The COOL-AID study was a randomized controlled study of endovascular cooling to 33°C compared to standard medical treatment in 40 patients with acute ischemic stroke. Shivering was suppressed by warming blankets and sedatives [36
Most studies showed that cooling using the different methods was feasible, although it was more labor intense in the more invasive methods that induced larger body temperature decreases. However, in the COOL-AID study the feasibility was poor: 5 of the 18 treated patients did not reach the target temperature.

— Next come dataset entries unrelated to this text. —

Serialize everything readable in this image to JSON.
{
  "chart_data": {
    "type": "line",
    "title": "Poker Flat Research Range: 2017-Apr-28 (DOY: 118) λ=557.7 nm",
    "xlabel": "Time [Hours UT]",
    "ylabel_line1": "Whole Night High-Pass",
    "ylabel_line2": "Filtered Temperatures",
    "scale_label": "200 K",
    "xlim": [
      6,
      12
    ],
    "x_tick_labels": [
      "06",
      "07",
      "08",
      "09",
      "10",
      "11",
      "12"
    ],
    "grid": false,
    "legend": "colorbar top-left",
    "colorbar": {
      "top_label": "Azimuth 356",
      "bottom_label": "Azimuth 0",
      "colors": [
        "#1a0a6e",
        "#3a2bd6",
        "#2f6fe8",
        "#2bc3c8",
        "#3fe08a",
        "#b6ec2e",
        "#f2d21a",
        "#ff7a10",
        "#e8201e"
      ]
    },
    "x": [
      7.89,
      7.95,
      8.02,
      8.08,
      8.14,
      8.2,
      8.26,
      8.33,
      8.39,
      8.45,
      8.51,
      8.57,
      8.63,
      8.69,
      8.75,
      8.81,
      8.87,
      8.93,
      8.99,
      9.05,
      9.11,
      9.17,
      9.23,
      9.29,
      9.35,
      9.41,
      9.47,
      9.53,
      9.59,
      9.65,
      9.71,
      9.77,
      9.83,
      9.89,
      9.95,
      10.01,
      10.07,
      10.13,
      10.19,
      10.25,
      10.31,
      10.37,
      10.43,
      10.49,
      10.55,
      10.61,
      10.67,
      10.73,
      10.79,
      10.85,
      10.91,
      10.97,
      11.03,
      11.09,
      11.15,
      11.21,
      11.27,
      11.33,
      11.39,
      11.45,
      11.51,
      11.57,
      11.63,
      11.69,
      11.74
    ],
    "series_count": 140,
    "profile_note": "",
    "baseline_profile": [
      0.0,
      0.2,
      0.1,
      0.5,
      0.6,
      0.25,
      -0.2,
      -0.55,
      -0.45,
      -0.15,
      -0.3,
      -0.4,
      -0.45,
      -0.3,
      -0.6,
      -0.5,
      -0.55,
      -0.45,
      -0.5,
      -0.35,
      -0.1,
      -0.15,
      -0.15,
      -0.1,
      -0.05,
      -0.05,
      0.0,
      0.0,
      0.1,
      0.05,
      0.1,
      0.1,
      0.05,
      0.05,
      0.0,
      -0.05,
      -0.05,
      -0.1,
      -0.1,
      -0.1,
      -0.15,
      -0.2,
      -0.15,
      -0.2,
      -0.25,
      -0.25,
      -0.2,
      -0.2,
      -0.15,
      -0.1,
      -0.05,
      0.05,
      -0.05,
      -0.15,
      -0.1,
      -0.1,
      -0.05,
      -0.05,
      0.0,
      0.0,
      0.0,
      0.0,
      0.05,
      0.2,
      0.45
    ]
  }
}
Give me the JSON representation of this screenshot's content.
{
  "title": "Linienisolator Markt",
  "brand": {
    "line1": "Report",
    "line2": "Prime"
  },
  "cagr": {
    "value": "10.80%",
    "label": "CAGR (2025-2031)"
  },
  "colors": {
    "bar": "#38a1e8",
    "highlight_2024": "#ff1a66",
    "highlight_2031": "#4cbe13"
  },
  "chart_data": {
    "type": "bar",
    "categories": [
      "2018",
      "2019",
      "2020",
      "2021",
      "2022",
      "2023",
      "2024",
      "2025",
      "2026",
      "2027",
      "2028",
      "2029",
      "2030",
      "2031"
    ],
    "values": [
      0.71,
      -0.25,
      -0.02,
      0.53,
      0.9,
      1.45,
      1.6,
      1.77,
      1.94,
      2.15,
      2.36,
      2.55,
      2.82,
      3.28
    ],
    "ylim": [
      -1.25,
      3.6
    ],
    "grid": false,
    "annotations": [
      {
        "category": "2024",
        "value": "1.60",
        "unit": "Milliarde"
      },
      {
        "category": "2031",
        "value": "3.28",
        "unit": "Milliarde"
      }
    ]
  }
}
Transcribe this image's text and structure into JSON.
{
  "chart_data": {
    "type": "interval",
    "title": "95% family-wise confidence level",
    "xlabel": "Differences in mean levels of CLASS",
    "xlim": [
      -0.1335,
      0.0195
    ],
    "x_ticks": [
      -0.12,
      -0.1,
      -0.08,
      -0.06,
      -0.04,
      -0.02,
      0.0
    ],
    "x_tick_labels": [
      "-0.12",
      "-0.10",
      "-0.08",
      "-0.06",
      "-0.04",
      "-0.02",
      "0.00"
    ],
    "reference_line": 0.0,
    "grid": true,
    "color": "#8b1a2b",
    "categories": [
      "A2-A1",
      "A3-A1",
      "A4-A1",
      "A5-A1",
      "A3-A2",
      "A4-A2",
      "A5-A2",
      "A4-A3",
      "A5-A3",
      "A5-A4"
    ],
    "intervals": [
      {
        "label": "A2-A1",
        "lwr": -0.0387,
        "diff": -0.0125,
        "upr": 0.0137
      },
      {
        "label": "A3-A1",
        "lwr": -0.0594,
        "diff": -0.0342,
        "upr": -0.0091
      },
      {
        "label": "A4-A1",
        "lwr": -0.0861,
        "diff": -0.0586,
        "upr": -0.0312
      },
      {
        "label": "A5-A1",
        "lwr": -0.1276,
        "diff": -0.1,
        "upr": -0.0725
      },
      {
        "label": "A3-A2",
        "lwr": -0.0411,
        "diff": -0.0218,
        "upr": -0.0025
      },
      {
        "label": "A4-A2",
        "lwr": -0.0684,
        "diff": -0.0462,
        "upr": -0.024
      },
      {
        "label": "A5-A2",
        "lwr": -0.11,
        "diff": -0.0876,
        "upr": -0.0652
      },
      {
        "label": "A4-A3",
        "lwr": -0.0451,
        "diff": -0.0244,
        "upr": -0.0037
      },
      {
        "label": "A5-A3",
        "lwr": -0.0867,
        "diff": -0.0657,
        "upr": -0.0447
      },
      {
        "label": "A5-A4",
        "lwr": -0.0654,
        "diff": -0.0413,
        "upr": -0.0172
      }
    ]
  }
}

Mild reductions in body temperature – around 1°C – can be reached with external cooling blankets and general measures, within six hours, or more rapidly with an endovascular temperature management system. This approach requires mild sedation or morfine to reduce shivering, may be uncomfortable to patients, and is labor intensive. More aggressive approaches require anesthesia, and may induce increased risk of pulmonary- and other complications. This suggests that there is a need for a simple, medical intervention that may reduce body temperature to a lesser extent, but is cheap and safe.
Observational studies have shown an association between an increased body temperature and a poor outcome. Several national and international guidelines suggest that raised body temperature in stroke patients should be treated [13
]. However, the efficacy of temperature-lowering treatment to improve functional outcome has not yet been demonstrated in randomized trials [37
]. This dilemma is the rationale for PAIS.
PAIS: a simple trial
PAIS is a large, randomized, multi-center clinical trial. To keep the threshold for including patients low, the study design has been kept simple. The amount of data to be gathered is therefore limited; it consists of two one-page forms, one to be filled out at inclusion and one to be filled out at discharge. The local investigator will keep a log of randomized patients. The 3-month follow-up will be conducted by telephone from the central trial office. New centers are welcome to join the trial.